The sight of her relieved John so much he closed his eyes and let out a shaky sigh.
He opened them again and looked at her. The wind blew strands of hair across her face as she looked at him across the expanse of the greenery. They both stood still for several long seconds and for a moment he thought she was going to turn around and leave.
Instead, she walked towards him, pulling the beret off her head, fingers plunging into her shining hair at the forehead and pulling it back. Distracted, he watched her hair settle to frame her extraordinary face perfectly.
Then he noticed she was wearing a dress.
Actually, she was wearing a black jacket over the blue dress she was wearing but still, his body reacted at the sight.
Okay, John, chill, he frantically thought. You may be a horny teenager but you're not that horny. You need to talk to her before you try to lay your hands on her.
He called out and tried to grasp all the things he had learned as a child.
Self-control.
Discipline.
Strength of mind and will.
But fuck.
Why did she have to wear a dress again?
Her mouth was moving. She was talking to him.
And yet his eyes couldn't help but go back to her legs.
"Are you listening to me, Steele?" her voice finally penetrated his senses.
John closed his eyes and pinched the bridge of his nose. "Just... just give me a moment," he muttered.
"Has the cold addled your mind?" She sounded pissed and he opened his eyes to look at her. "You shouldn't have stayed out here for long—."

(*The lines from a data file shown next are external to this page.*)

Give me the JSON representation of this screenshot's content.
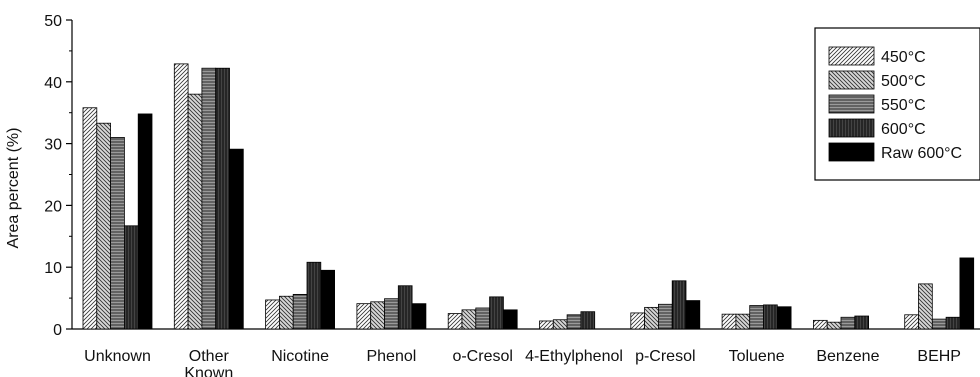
{
  "chart_data": {
    "type": "bar",
    "title": "",
    "xlabel": "",
    "ylabel": "Area percent (%)",
    "ylim": [
      0,
      50
    ],
    "yticks": [
      0,
      10,
      20,
      30,
      40,
      50
    ],
    "grid": false,
    "legend_position": "top-right",
    "categories": [
      [
        "Unknown"
      ],
      [
        "Other",
        "Known"
      ],
      [
        "Nicotine"
      ],
      [
        "Phenol"
      ],
      [
        "o-Cresol"
      ],
      [
        "4-Ethylphenol"
      ],
      [
        "p-Cresol"
      ],
      [
        "Toluene"
      ],
      [
        "Benzene"
      ],
      [
        "BEHP"
      ]
    ],
    "series": [
      {
        "name": "450°C",
        "pattern": "diag-ne",
        "values": [
          35.8,
          42.9,
          4.7,
          4.1,
          2.5,
          1.3,
          2.6,
          2.4,
          1.4,
          2.3
        ]
      },
      {
        "name": "500°C",
        "pattern": "diag-nw",
        "values": [
          33.3,
          38.0,
          5.3,
          4.4,
          3.1,
          1.5,
          3.5,
          2.4,
          1.1,
          7.3
        ]
      },
      {
        "name": "550°C",
        "pattern": "horizontal",
        "values": [
          31.0,
          42.2,
          5.6,
          4.9,
          3.4,
          2.3,
          4.0,
          3.8,
          1.9,
          1.6
        ]
      },
      {
        "name": "600°C",
        "pattern": "vertical",
        "values": [
          16.7,
          42.2,
          10.8,
          7.0,
          5.2,
          2.8,
          7.8,
          3.9,
          2.1,
          1.9
        ]
      },
      {
        "name": "Raw 600°C",
        "pattern": "solid",
        "values": [
          34.8,
          29.1,
          9.5,
          4.1,
          3.1,
          null,
          4.6,
          3.6,
          null,
          11.5
        ]
      }
    ]
  }
}
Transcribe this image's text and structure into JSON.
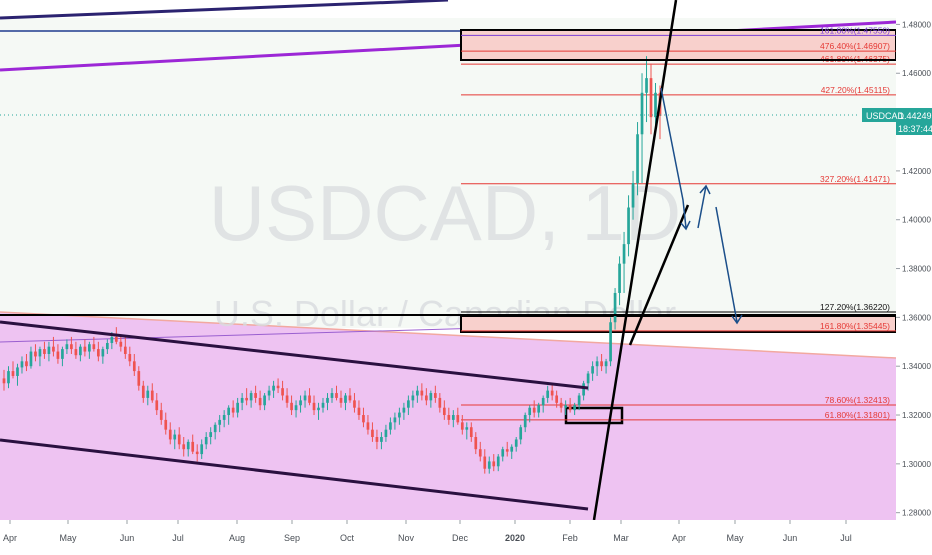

"I'm just distracted," he interrupted her tirade.
She cocked her head to the side. "Distracted?"
By your legs, he thought.
"Want me to bring you back to earth with a slap?" she continued to ask when he didn't reply.
He chuckled. "Nah, I'll be fine."
Because you're finally here.
Wear a dress, indeed.
I shouldn't have listened to Iris. It was cold and breezy on the greenery and the short skirt of the blue collared dress I was wearing was swaying to the wind, revealing my bare legs. Thank heavens I thought of wearing a jacket.
I thought it would be difficult to get inside the Steele Towers as I didn't have an appointment.
And considering how late I was, I thought that maybe John had gotten tired of waiting and had already left.
But there was a man waiting for me in the entrance, the same man who took me home after that night with John in his mansion. Wordlessly, he led me to the private elevator and pressed the button of the top floor. Then he stepped back and gave me a short bow.
As soon as the elevator moved, I forgot about the man immediately. Butterflies flew around my stomach, making me sick, and I had to take a couple of deep breaths to calm my nerves. The elevator opened to a lushly carpeted hall and I stepped out. I knew the way to the greenery so I began walking to its direction. A fond smile touched my lips when I remembered how we used to play there and watch the moon rise up the night sky. It was getting dark so I knew the moon had already risen, and the thought helped me calm a bit.
John had his back to me when I arrived in the greenery. The slump of his shoulders read defeat, like he'd already given up on me coming, but when he saw me, my heart squeezed to see the relief and happiness light up in his eyes.
"I didn't mean to be late," I told him in an apologetic tone, now that I was sure I finally had his whole attention. "I had a prior appointment that I couldn't reschedule."
He shook his head. "It doesn't matter. What matters is that you came."
A cold breeze wafted across the greenery and I shivered.
"Can we take this conversation someplace else? It's cold here."